Yeah, finding syntheses of controlled substances from uncontrolled precursors is an obvious use of this tech.
what good does it do to you to be able to computer-generate more compounds?
As a chemist, I can tell you that there are different bottlenecks at different stages of the development. Early on in the process, when you are working a lab bench scale, and you synthesize in the gram range, you can probably work around some issues. Some key processes may be an issue and you have problems synthesizing the right compounds. Also, there's the problem of how many sequential steps you need to make. If your compound is simple and you need to mix only two different compounds, then a 90% yield is fine. But if each step gives you 90% yield and you have 10 steps in a row you're down to 35%. Now imagine how many steps a compound like Taxol would take if you started from scratch...

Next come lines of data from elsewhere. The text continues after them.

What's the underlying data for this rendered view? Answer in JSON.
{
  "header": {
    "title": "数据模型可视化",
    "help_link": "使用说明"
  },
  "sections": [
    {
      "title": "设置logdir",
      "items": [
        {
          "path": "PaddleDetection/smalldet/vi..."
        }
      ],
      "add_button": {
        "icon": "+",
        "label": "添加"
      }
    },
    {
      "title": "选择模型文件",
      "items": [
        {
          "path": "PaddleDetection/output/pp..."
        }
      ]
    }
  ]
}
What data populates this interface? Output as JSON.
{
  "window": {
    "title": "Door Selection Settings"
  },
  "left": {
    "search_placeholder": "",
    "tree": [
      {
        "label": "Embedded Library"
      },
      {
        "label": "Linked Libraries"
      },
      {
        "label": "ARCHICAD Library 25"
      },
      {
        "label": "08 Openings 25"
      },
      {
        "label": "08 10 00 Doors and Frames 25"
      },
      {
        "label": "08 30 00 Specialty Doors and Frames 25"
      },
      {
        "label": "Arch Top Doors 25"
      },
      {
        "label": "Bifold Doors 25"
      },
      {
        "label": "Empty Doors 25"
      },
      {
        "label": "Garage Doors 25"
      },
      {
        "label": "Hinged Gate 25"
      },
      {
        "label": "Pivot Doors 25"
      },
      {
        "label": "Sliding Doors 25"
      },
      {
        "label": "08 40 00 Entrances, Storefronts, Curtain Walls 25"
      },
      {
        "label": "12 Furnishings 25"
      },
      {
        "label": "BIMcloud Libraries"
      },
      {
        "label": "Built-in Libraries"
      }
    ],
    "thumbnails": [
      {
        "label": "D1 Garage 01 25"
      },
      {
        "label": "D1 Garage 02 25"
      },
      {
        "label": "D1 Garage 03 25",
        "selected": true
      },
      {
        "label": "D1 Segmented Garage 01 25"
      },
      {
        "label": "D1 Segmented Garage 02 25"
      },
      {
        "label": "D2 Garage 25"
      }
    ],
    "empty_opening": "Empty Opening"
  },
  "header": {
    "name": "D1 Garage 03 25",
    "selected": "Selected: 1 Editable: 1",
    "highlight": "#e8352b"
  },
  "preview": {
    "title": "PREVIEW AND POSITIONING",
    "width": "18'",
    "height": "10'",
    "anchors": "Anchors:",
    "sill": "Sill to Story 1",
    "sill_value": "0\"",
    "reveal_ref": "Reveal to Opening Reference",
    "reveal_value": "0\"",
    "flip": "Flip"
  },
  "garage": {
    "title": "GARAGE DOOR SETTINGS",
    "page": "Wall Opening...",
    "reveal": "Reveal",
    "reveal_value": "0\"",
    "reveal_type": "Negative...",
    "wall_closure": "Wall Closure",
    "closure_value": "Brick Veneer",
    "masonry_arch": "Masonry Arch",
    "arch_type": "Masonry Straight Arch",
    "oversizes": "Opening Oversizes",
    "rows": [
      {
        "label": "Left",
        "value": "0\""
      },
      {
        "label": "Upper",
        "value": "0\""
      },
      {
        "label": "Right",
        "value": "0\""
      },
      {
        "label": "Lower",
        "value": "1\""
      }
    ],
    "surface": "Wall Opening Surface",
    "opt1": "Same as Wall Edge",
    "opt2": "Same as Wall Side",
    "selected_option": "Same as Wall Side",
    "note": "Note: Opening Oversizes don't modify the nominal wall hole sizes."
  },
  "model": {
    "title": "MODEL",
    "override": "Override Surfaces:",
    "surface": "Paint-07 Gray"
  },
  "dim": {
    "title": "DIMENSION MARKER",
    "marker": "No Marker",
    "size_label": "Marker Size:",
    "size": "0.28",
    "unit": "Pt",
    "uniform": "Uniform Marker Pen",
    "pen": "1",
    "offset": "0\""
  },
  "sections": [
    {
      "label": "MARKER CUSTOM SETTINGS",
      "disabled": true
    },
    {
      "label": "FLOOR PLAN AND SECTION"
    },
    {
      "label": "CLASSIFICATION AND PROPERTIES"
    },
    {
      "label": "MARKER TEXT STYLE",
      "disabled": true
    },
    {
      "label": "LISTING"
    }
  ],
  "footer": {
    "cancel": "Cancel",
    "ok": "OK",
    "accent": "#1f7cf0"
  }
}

Finally, there's the large scale process, the one that allows you to produce at industrial scale, think kg or tons, the molecules that survived the trial process. Here, you have a bunch of other considerations. Health hazards of the precursors (it's much simpler to work with stuff that has no environmental/hazards hazards, than on a fully sealed line), safety hazards (if the reagent burns in contact with air or water, it's probably a bad option), cost, yield, etc. At this step the reactions are typically redesigned, because what works well at the bench scale, doesn't work at industrial level. So, if you can do this step with a computer and it gives you a better option, it's a benefit, even if you're applying it only to the molecules you already know.